Except of course that even using things like Unity and Unreal requires a fair amount of learning and reading (many different) tutorials plus thousands of hours of actual work (to make something small)


Then you import your own assets coupled with the scripts

[...]

how much crap it is when the industry says that it takes millions of dollars to make a game.

How much do you think it will cost you to get "your own assets" and have all of the scripts written for a game of AAA quality? AAA games employ a lot of artists to create all of those assets at such a level of quality within a reasonable period of time, and depending what you need scripting may need a few people for quite some time as well. Unless you're outsourcing overseas there are minimum wages that need to be paid, employee benefits that must be provided, etc. Some of these still might apply to outsourcing. If you want quality talent on your team you may need to pay more than the legally required minimums.

//EDIT: Check Gamasutra's 2014 Salary Survey [pdf] for an idea of how much staff can cost.

Will you run the game through a quality control process similar to that typically used for AAA games? Q&A can be a lengthy process for AAA games, and you either need to employ quite a few people or pay to outsource this.

How about marketing? Those multi-million dollar budgets for AAA games include a large portion for marketing as well.

Are you planning to target consoles? It (usually) isn't free to become a licensed developer for consoles.

Will your game use any existing intellectual property? Unless it's all original, you'll need to pay licencing fees for the IP as well.

How about legal services? You'll need a lawyer to provide appropriate employment contracts, assignments of rights, etc. and to look over agreements with any closed platforms (such as consoles) you wish to distribute on.

Want to get your game physically boxed and in stores? This costs an absolute fortune, especially if you want decent placement in stores.

Don't forget the costs of running a business (business registration, copyright and trademark registration, rent, utilities, etc.) and taxes. You might need to hire another person or people to handle this stuff for you, and that's more staff to be paid on top of these costs.

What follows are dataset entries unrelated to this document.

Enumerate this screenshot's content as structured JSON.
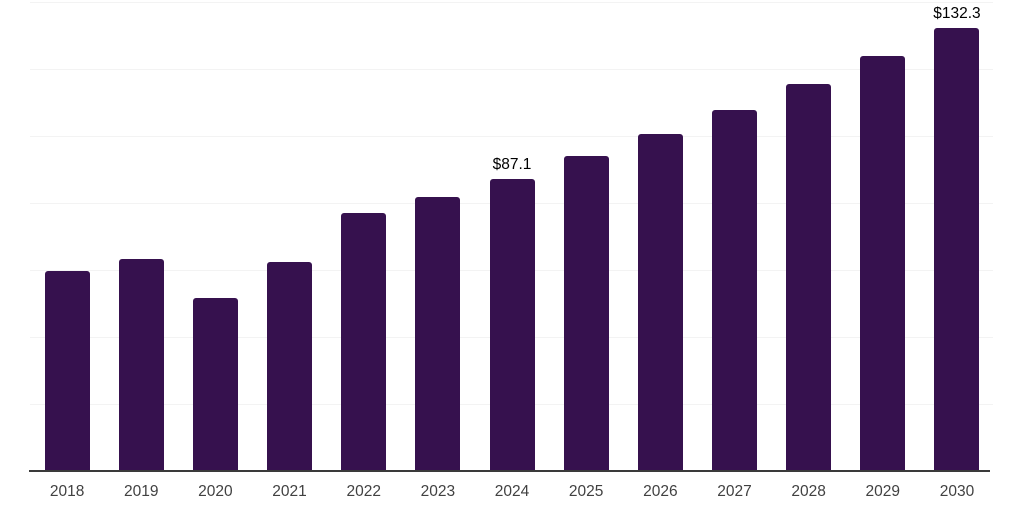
{
  "chart_data": {
    "type": "bar",
    "title": "",
    "xlabel": "",
    "ylabel": "",
    "categories": [
      "2018",
      "2019",
      "2020",
      "2021",
      "2022",
      "2023",
      "2024",
      "2025",
      "2026",
      "2027",
      "2028",
      "2029",
      "2030"
    ],
    "values": [
      59.7,
      63.4,
      51.6,
      62.4,
      76.9,
      81.9,
      87.1,
      93.9,
      100.6,
      107.8,
      115.4,
      123.9,
      132.3
    ],
    "value_labels": [
      "",
      "",
      "",
      "",
      "",
      "",
      "$87.1",
      "",
      "",
      "",
      "",
      "",
      "$132.3"
    ],
    "ylim": [
      0,
      140
    ],
    "gridline_step": 20,
    "grid": true,
    "legend_position": "none",
    "colors": {
      "bar": "#36114E",
      "background": "#FFFFFF",
      "gridline": "#F3F3F3",
      "axis_line": "#3A3A3A",
      "tick_label": "#414141",
      "value_label": "#000000"
    }
  }
}
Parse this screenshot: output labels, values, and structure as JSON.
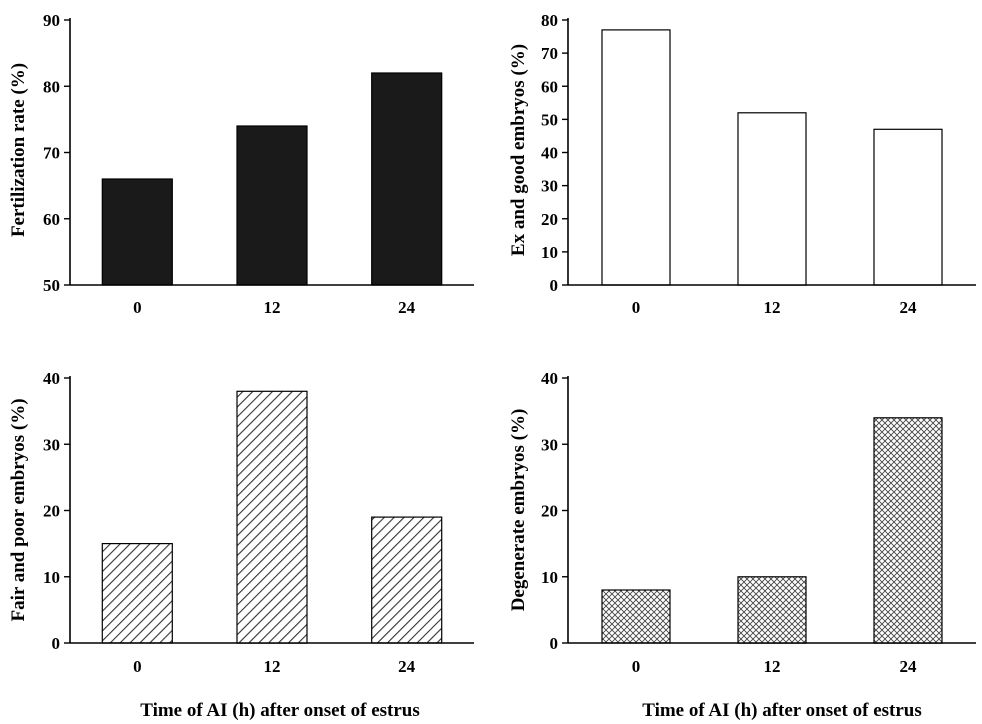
{
  "chart_data": [
    {
      "type": "bar",
      "categories": [
        "0",
        "12",
        "24"
      ],
      "values": [
        66,
        74,
        82
      ],
      "ylabel": "Fertilization rate (%)",
      "xlabel": "",
      "ylim": [
        50,
        90
      ],
      "yticks": [
        50,
        60,
        70,
        80,
        90
      ],
      "fill": "solid",
      "color": "#1a1a1a"
    },
    {
      "type": "bar",
      "categories": [
        "0",
        "12",
        "24"
      ],
      "values": [
        77,
        52,
        47
      ],
      "ylabel": "Ex and good embryos (%)",
      "xlabel": "",
      "ylim": [
        0,
        80
      ],
      "yticks": [
        0,
        10,
        20,
        30,
        40,
        50,
        60,
        70,
        80
      ],
      "fill": "white",
      "color": "#000000"
    },
    {
      "type": "bar",
      "categories": [
        "0",
        "12",
        "24"
      ],
      "values": [
        15,
        38,
        19
      ],
      "ylabel": "Fair and poor embryos (%)",
      "xlabel": "Time of AI (h) after onset of estrus",
      "ylim": [
        0,
        40
      ],
      "yticks": [
        0,
        10,
        20,
        30,
        40
      ],
      "fill": "diagonal-hatch",
      "color": "#000000"
    },
    {
      "type": "bar",
      "categories": [
        "0",
        "12",
        "24"
      ],
      "values": [
        8,
        10,
        34
      ],
      "ylabel": "Degenerate embryos (%)",
      "xlabel": "Time of AI (h) after onset of estrus",
      "ylim": [
        0,
        40
      ],
      "yticks": [
        0,
        10,
        20,
        30,
        40
      ],
      "fill": "cross-hatch",
      "color": "#000000"
    }
  ]
}
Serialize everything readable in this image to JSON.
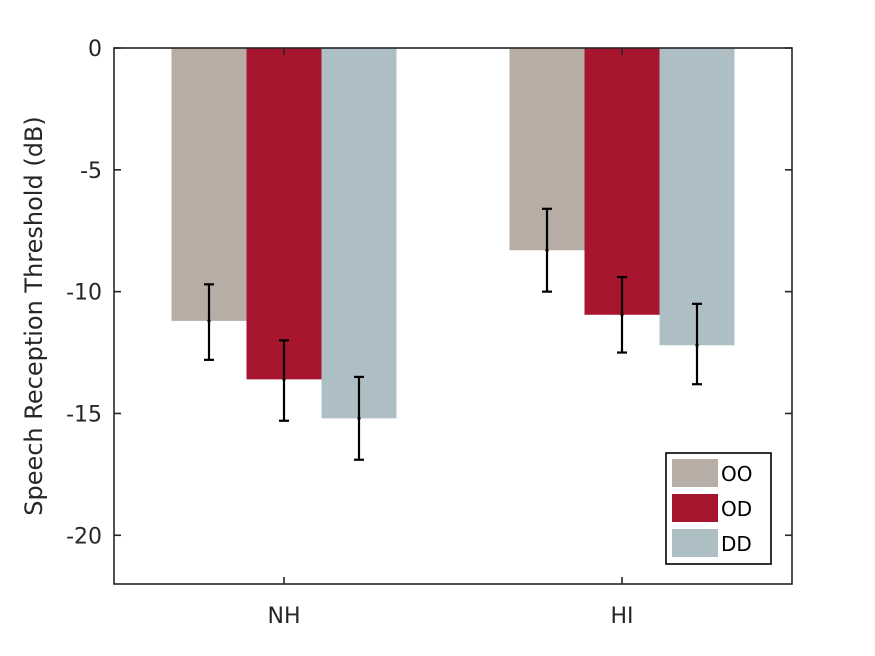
{
  "chart_data": {
    "type": "bar",
    "title": "",
    "xlabel": "",
    "ylabel": "Speech Reception Threshold (dB)",
    "categories": [
      "NH",
      "HI"
    ],
    "ylim": [
      -22,
      0
    ],
    "yticks": [
      0,
      -5,
      -10,
      -15,
      -20
    ],
    "ytick_labels": [
      "0",
      "-5",
      "-10",
      "-15",
      "-20"
    ],
    "grid": false,
    "legend_position": "bottom-right",
    "series": [
      {
        "name": "OO",
        "color": "#b7ada5",
        "values": [
          -11.2,
          -8.3
        ],
        "err_low": [
          -12.8,
          -10.0
        ],
        "err_high": [
          -9.7,
          -6.6
        ]
      },
      {
        "name": "OD",
        "color": "#a8152e",
        "values": [
          -13.6,
          -10.95
        ],
        "err_low": [
          -15.3,
          -12.5
        ],
        "err_high": [
          -12.0,
          -9.4
        ]
      },
      {
        "name": "DD",
        "color": "#adbfc4",
        "values": [
          -15.2,
          -12.2
        ],
        "err_low": [
          -16.9,
          -13.8
        ],
        "err_high": [
          -13.5,
          -10.5
        ]
      }
    ]
  }
}
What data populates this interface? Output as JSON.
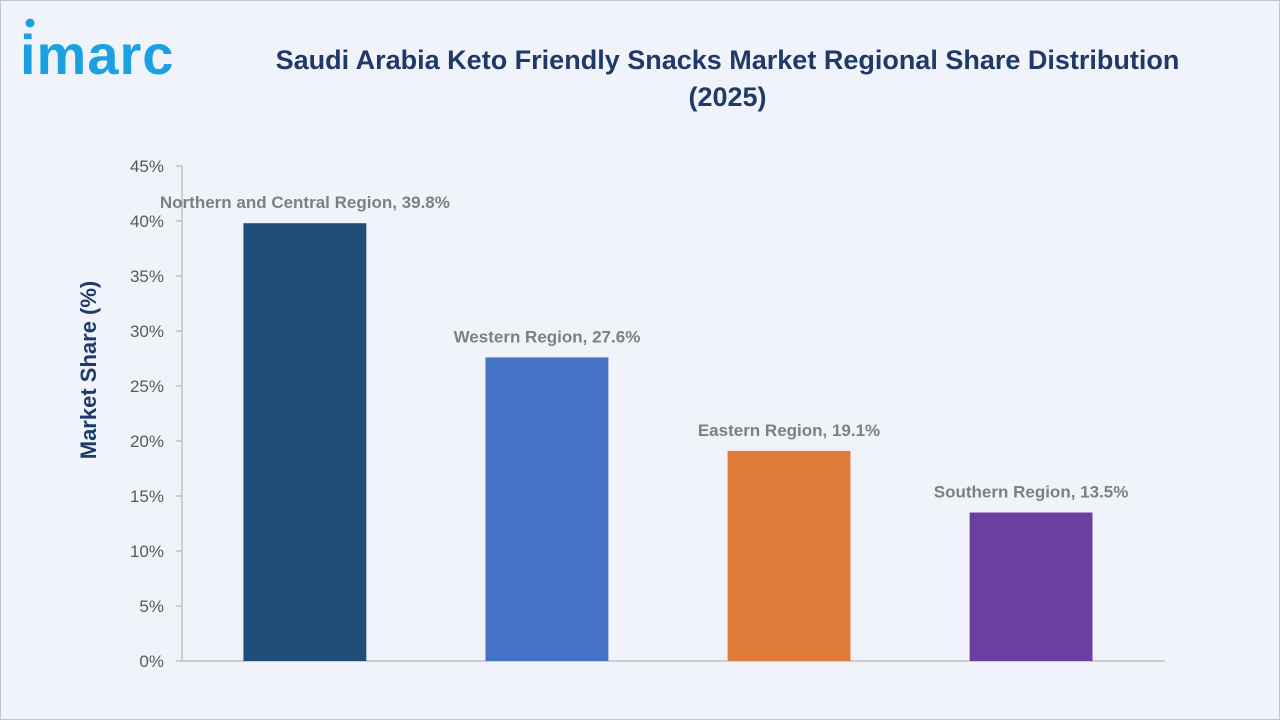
{
  "brand": {
    "logo_text": "imarc",
    "logo_color": "#1ba0e2"
  },
  "chart_data": {
    "type": "bar",
    "title": "Saudi Arabia Keto Friendly Snacks Market Regional Share Distribution (2025)",
    "xlabel": "",
    "ylabel": "Market Share (%)",
    "ylim": [
      0,
      45
    ],
    "yticks": [
      "0%",
      "5%",
      "10%",
      "15%",
      "20%",
      "25%",
      "30%",
      "35%",
      "40%",
      "45%"
    ],
    "grid": false,
    "categories": [
      "Northern and Central Region",
      "Western Region",
      "Eastern Region",
      "Southern Region"
    ],
    "values": [
      39.8,
      27.6,
      19.1,
      13.5
    ],
    "data_labels": [
      "Northern and Central Region, 39.8%",
      "Western Region, 27.6%",
      "Eastern Region, 19.1%",
      "Southern Region, 13.5%"
    ],
    "colors": [
      "#1f4e79",
      "#4472c4",
      "#e07b39",
      "#6b3fa0"
    ]
  }
}
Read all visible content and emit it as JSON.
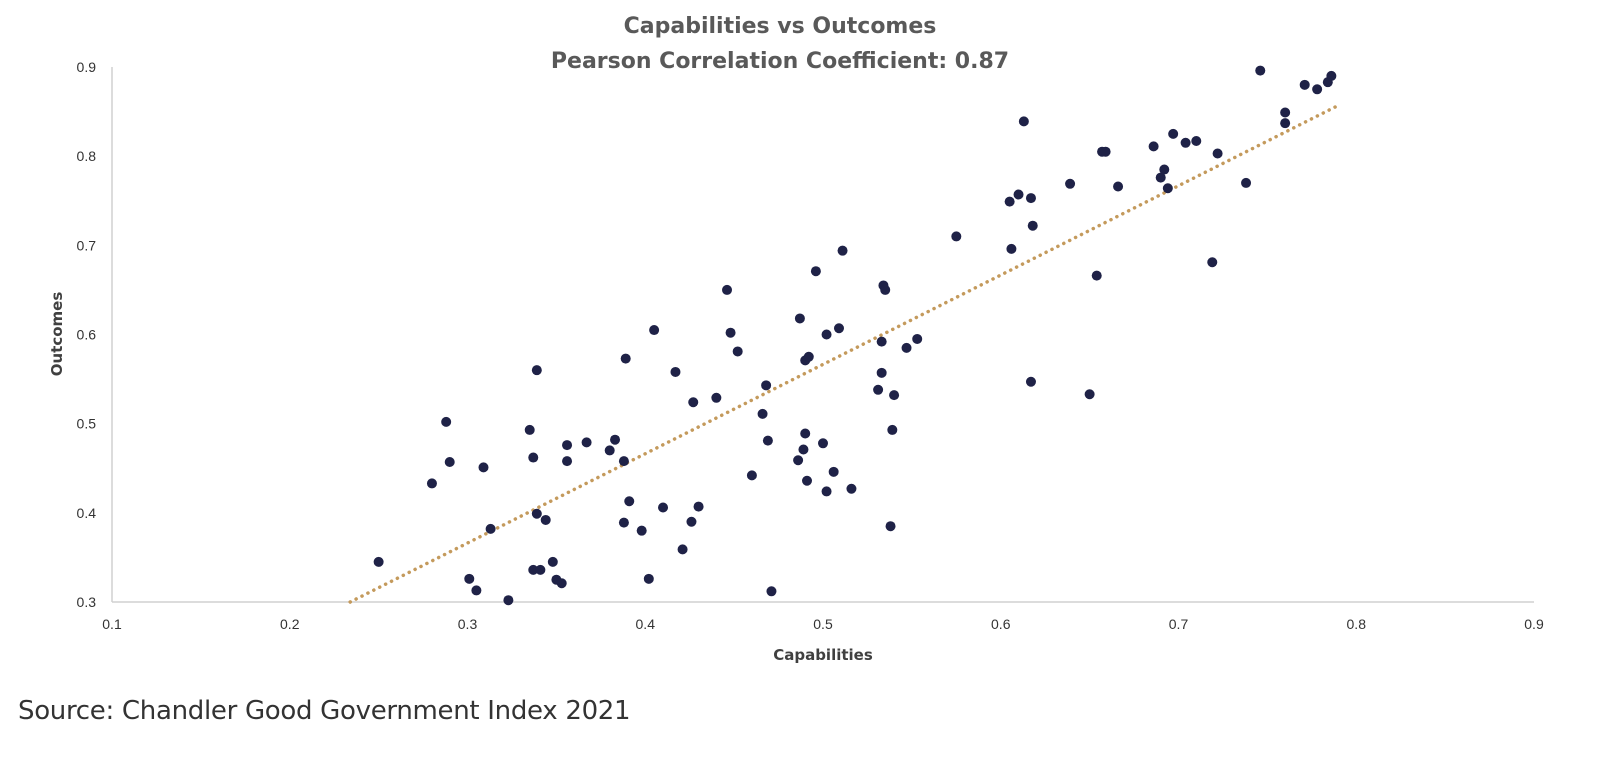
{
  "chart_data": {
    "type": "scatter",
    "title": "Capabilities vs Outcomes",
    "subtitle": "Pearson Correlation Coefficient: 0.87",
    "xlabel": "Capabilities",
    "ylabel": "Outcomes",
    "xlim": [
      0.1,
      0.9
    ],
    "ylim": [
      0.3,
      0.9
    ],
    "xticks": [
      "0.1",
      "0.2",
      "0.3",
      "0.4",
      "0.5",
      "0.6",
      "0.7",
      "0.8",
      "0.9"
    ],
    "yticks": [
      "0.9",
      "0.8",
      "0.7",
      "0.6",
      "0.5",
      "0.4",
      "0.3"
    ],
    "grid": false,
    "point_color": "#1f2247",
    "trendline": {
      "style": "dotted",
      "color": "#c49a5c",
      "start": [
        0.234,
        0.3
      ],
      "end": [
        0.79,
        0.857
      ]
    },
    "points": [
      [
        0.25,
        0.345
      ],
      [
        0.28,
        0.433
      ],
      [
        0.288,
        0.502
      ],
      [
        0.29,
        0.457
      ],
      [
        0.301,
        0.326
      ],
      [
        0.305,
        0.313
      ],
      [
        0.309,
        0.451
      ],
      [
        0.313,
        0.382
      ],
      [
        0.323,
        0.302
      ],
      [
        0.335,
        0.493
      ],
      [
        0.337,
        0.462
      ],
      [
        0.337,
        0.336
      ],
      [
        0.339,
        0.399
      ],
      [
        0.339,
        0.56
      ],
      [
        0.341,
        0.336
      ],
      [
        0.344,
        0.392
      ],
      [
        0.348,
        0.345
      ],
      [
        0.35,
        0.325
      ],
      [
        0.353,
        0.321
      ],
      [
        0.356,
        0.476
      ],
      [
        0.356,
        0.458
      ],
      [
        0.367,
        0.479
      ],
      [
        0.38,
        0.47
      ],
      [
        0.383,
        0.482
      ],
      [
        0.388,
        0.389
      ],
      [
        0.388,
        0.458
      ],
      [
        0.389,
        0.573
      ],
      [
        0.391,
        0.413
      ],
      [
        0.398,
        0.38
      ],
      [
        0.402,
        0.326
      ],
      [
        0.405,
        0.605
      ],
      [
        0.41,
        0.406
      ],
      [
        0.417,
        0.558
      ],
      [
        0.421,
        0.359
      ],
      [
        0.426,
        0.39
      ],
      [
        0.427,
        0.524
      ],
      [
        0.43,
        0.407
      ],
      [
        0.44,
        0.529
      ],
      [
        0.446,
        0.65
      ],
      [
        0.448,
        0.602
      ],
      [
        0.452,
        0.581
      ],
      [
        0.46,
        0.442
      ],
      [
        0.466,
        0.511
      ],
      [
        0.468,
        0.543
      ],
      [
        0.469,
        0.481
      ],
      [
        0.471,
        0.312
      ],
      [
        0.486,
        0.459
      ],
      [
        0.487,
        0.618
      ],
      [
        0.489,
        0.471
      ],
      [
        0.49,
        0.571
      ],
      [
        0.49,
        0.489
      ],
      [
        0.491,
        0.436
      ],
      [
        0.492,
        0.575
      ],
      [
        0.496,
        0.671
      ],
      [
        0.5,
        0.478
      ],
      [
        0.502,
        0.6
      ],
      [
        0.502,
        0.424
      ],
      [
        0.506,
        0.446
      ],
      [
        0.509,
        0.607
      ],
      [
        0.511,
        0.694
      ],
      [
        0.516,
        0.427
      ],
      [
        0.531,
        0.538
      ],
      [
        0.533,
        0.557
      ],
      [
        0.533,
        0.592
      ],
      [
        0.534,
        0.655
      ],
      [
        0.535,
        0.65
      ],
      [
        0.538,
        0.385
      ],
      [
        0.539,
        0.493
      ],
      [
        0.54,
        0.532
      ],
      [
        0.547,
        0.585
      ],
      [
        0.553,
        0.595
      ],
      [
        0.575,
        0.71
      ],
      [
        0.605,
        0.749
      ],
      [
        0.606,
        0.696
      ],
      [
        0.61,
        0.757
      ],
      [
        0.613,
        0.839
      ],
      [
        0.617,
        0.547
      ],
      [
        0.617,
        0.753
      ],
      [
        0.618,
        0.722
      ],
      [
        0.639,
        0.769
      ],
      [
        0.65,
        0.533
      ],
      [
        0.654,
        0.666
      ],
      [
        0.657,
        0.805
      ],
      [
        0.659,
        0.805
      ],
      [
        0.666,
        0.766
      ],
      [
        0.686,
        0.811
      ],
      [
        0.69,
        0.776
      ],
      [
        0.692,
        0.785
      ],
      [
        0.694,
        0.764
      ],
      [
        0.697,
        0.825
      ],
      [
        0.704,
        0.815
      ],
      [
        0.71,
        0.817
      ],
      [
        0.719,
        0.681
      ],
      [
        0.722,
        0.803
      ],
      [
        0.738,
        0.77
      ],
      [
        0.746,
        0.896
      ],
      [
        0.76,
        0.849
      ],
      [
        0.76,
        0.837
      ],
      [
        0.771,
        0.88
      ],
      [
        0.778,
        0.875
      ],
      [
        0.784,
        0.883
      ],
      [
        0.786,
        0.89
      ]
    ]
  },
  "source": "Source: Chandler Good Government Index 2021"
}
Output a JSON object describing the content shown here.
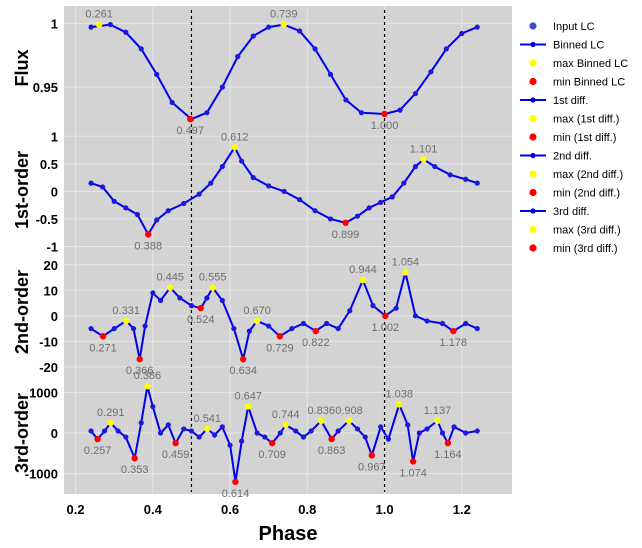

You can absolutely make a game for significantly lower costs, but unless you're going to cut a lot of corners and take a lot of cost-cutting measures you probably can't produce a game of AAA quality with all of the same quality-control, marketing, distribution, etc.

- Jason Astle-Adams

I'm talking about a game with scripts as complex as the industry, but with graphics made by novices. I'm really hellbent on this notion that the game be built first, then me being taught how to expand it. I don't even think it would be difficult. The expert would be making most of the game. I'd just be adding items, abilities, (with some help) vehicles, structures, characters, containers, scenery. And all that stuff would already be coded, I would just be modifying code a little bit.

Also, I imagine that making all the art for a great game takes a long time... but I can't imagine scripting taking a long time. Its not like there aren't geniuses out there who can code a completely functional game in a week. The industry just wants you to think that its harder than it really is.

In my opinion games could be a lot different than they are today. Like for example... halo only has a handful of guns and vehicles. Theres no reason why they couldn't release a halo with 100 guns and 100 vehicles. They just don't. Its just the way the world is.

Game production is way easier than anything else. Way easier than how the world's infrastructure was created. Way easier than manufacturing. Way easier than it was to craft the computers themselves.

Its like this is a stupid cat and mouse game between me and the universe. I come and I complain that it should be a different. I complain that there should be more games. That the games should be more expansive. That the titles out right now are great but there just isn't that much content in them.

Unless I learn to produce games myself I can never prove how easy it is. So its never going anywhere.

Alls I know is that they're a combination of clients, servers, databases, websites, and software used to maintain/expand them. I think all games are easy to make. Its just what I believe.